I've been working on solutions to my first unanswered questions and had been proposed to rather model the proportion of total count of deaths that are unnatural death counts. The reason why I want to do this, is because I want to determine the count of natural and unnatural deaths for a certain month of a year of a district for a specific gender.
Say my data looks like this: (Data goes up to 2009, where the whole of 2007 is missing and first 3 months of 2008 are missing - the counts of deaths.)

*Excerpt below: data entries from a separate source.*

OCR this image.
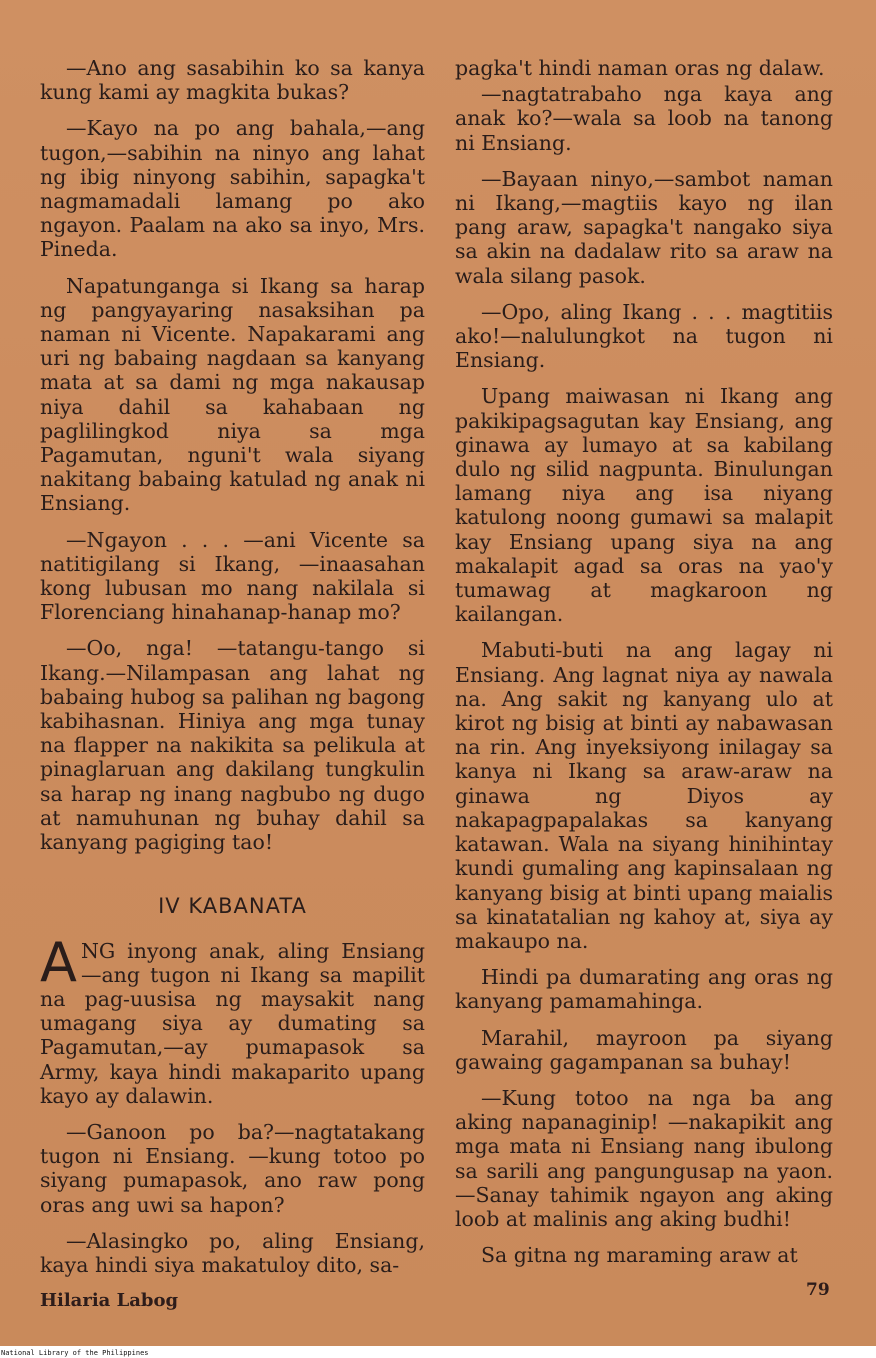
—Ano ang sasabihin ko sa kanya kung kami ay magkita bukas?

—Kayo na po ang bahala,—ang tugon,—sabihin na ninyo ang lahat ng ibig ninyong sabihin, sapagka't nagmamadali lamang po ako ngayon. Paalam na ako sa inyo, Mrs. Pineda.

Napatunganga si Ikang sa harap ng pangyayaring nasaksihan pa naman ni Vicente. Napakarami ang uri ng babaing nagdaan sa kanyang mata at sa dami ng mga nakausap niya dahil sa kahabaan ng paglilingkod niya sa mga Pagamutan, nguni't wala siyang nakitang babaing katulad ng anak ni Ensiang.

—Ngayon . . . —ani Vicente sa natitigilang si Ikang, —inaasahan kong lubusan mo nang nakilala si Florenciang hinahanap-hanap mo?

—Oo, nga! —tatangu-tango si Ikang.—Nilampasan ang lahat ng babaing hubog sa palihan ng bagong kabihasnan. Hiniya ang mga tunay na flapper na nakikita sa pelikula at pinaglaruan ang dakilang tungkulin sa harap ng inang nagbubo ng dugo at namuhunan ng buhay dahil sa kanyang pagiging tao!

IV KABANATA

ANG inyong anak, aling Ensiang —ang tugon ni Ikang sa mapilit na pag-uusisa ng maysakit nang umagang siya ay dumating sa Pagamutan,—ay pumapasok sa Army, kaya hindi makaparito upang kayo ay dalawin.

—Ganoon po ba?—nagtatakang tugon ni Ensiang. —kung totoo po siyang pumapasok, ano raw pong oras ang uwi sa hapon?

—Alasingko po, aling Ensiang, kaya hindi siya makatuloy dito, sa-

pagka't hindi naman oras ng dalaw.

—nagtatrabaho nga kaya ang anak ko?—wala sa loob na tanong ni Ensiang.

—Bayaan ninyo,—sambot naman ni Ikang,—magtiis kayo ng ilan pang araw, sapagka't nangako siya sa akin na dadalaw rito sa araw na wala silang pasok.

—Opo, aling Ikang . . . magtitiis ako!—nalulungkot na tugon ni Ensiang.

Upang maiwasan ni Ikang ang pakikipagsagutan kay Ensiang, ang ginawa ay lumayo at sa kabilang dulo ng silid nagpunta. Binulungan lamang niya ang isa niyang katulong noong gumawi sa malapit kay Ensiang upang siya na ang makalapit agad sa oras na yao'y tumawag at magkaroon ng kailangan.

Mabuti-buti na ang lagay ni Ensiang. Ang lagnat niya ay nawala na. Ang sakit ng kanyang ulo at kirot ng bisig at binti ay nabawasan na rin. Ang inyeksiyong inilagay sa kanya ni Ikang sa araw-araw na ginawa ng Diyos ay nakapagpapalakas sa kanyang katawan. Wala na siyang hinihintay kundi gumaling ang kapinsalaan ng kanyang bisig at binti upang maialis sa kinatatalian ng kahoy at, siya ay makaupo na.

Hindi pa dumarating ang oras ng kanyang pamamahinga.

Marahil, mayroon pa siyang gawaing gagampanan sa buhay!

—Kung totoo na nga ba ang aking napanaginip! —nakapikit ang mga mata ni Ensiang nang ibulong sa sarili ang pangungusap na yaon. —Sanay tahimik ngayon ang aking loob at malinis ang aking budhi!

Sa gitna ng maraming araw at

Hilaria Labog	79
National Library of the Philippines
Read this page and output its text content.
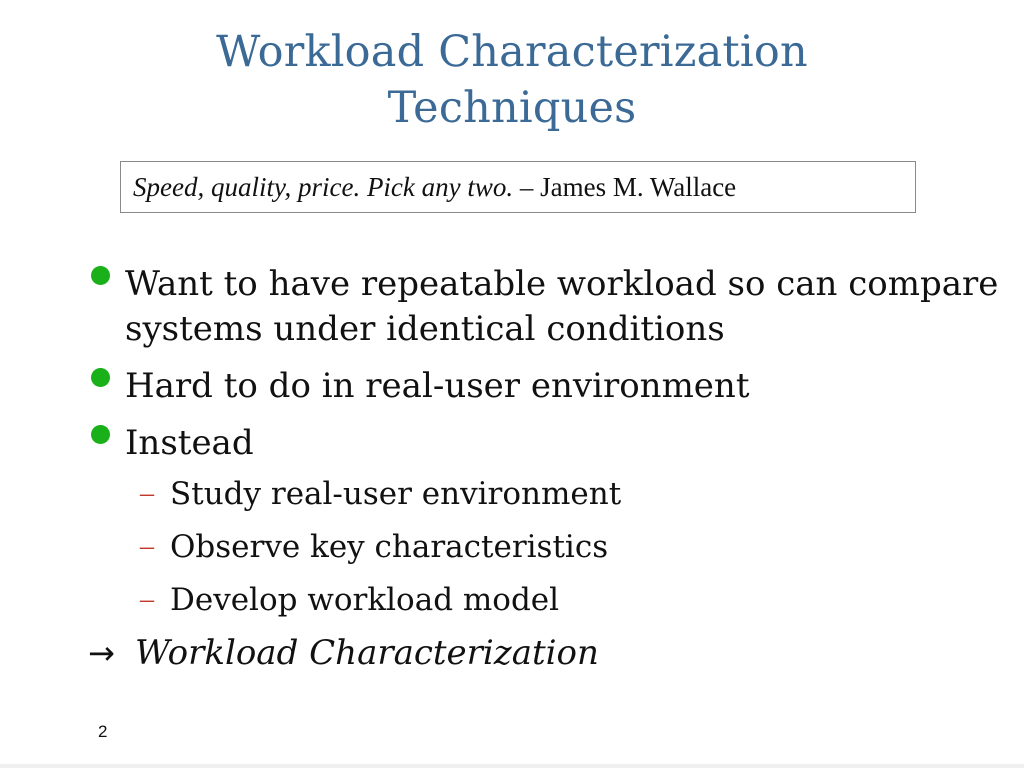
Workload Characterization
Techniques
Speed, quality, price. Pick any two. – James M. Wallace
Want to have repeatable workload so can compare systems under identical conditions
Hard to do in real-user environment
Instead
– Study real-user environment
– Observe key characteristics
– Develop workload model
→ Workload Characterization
2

District Gender Year Month AgeGroup Unnatural Natural Total
961 Khayelitsha Female 2001 1 0 0 6 6
965 Khayelitsha Female 2001 2 0 2 9 11
969 Khayelitsha Female 2001 3 0 3 10 13
973 Khayelitsha Female 2001 4 0 0 14 14
977 Khayelitsha Female 2001 5 0 0 16 16
981 Khayelitsha Female 2001 6 0 0 13 13
985 Khayelitsha Female 2001 7 0 3 11 14
989 Khayelitsha Female 2001 8 0 1 12 13
993 Khayelitsha Female 2001 9 0 0 6 6
997 Khayelitsha Female 2001 10 0 1 11 12
1001 Khayelitsha Female 2001 11 0 0 7 7
1005 Khayelitsha Female 2001 12 0 2 8 10
1009 Khayelitsha Female 2002 1 0 0 13 13
1013 Khayelitsha Female 2002 2 0 1 16 17
1017 Khayelitsha Female 2002 3 0 0 9 9
1021 Khayelitsha Female 2002 4 0 0 14 14
1025 Khayelitsha Female 2002 5 0 0 14 14
1029 Khayelitsha Female 2002 6 0 1 16 17
1033 Khayelitsha Female 2002 7 0 2 12 14
1037 Khayelitsha Female 2002 8 0 1 6 7
1041 Khayelitsha Female 2002 9 0 0 9 9
1045 Khayelitsha Female 2002 10 0 0 8 8
1049 Khayelitsha Female 2002 11 0 0 9 9
1053 Khayelitsha Female 2002 12 0 0 6 6
So what I want to do is: model the proportion of Total which is Unnatural so that I could use these models to impute the missing counts of total and unnatural for the missing period, and then use these to find the natural for the missing period. Main question now is just to model. I've been pretty confused if I should use SARIMA/ARIMA/ARMA models (as these counts are too small). I've also looked at examples that use state-space models and Kalman recursions - but I'm so confused what I should use?
Hope someone can help me in all my confusion.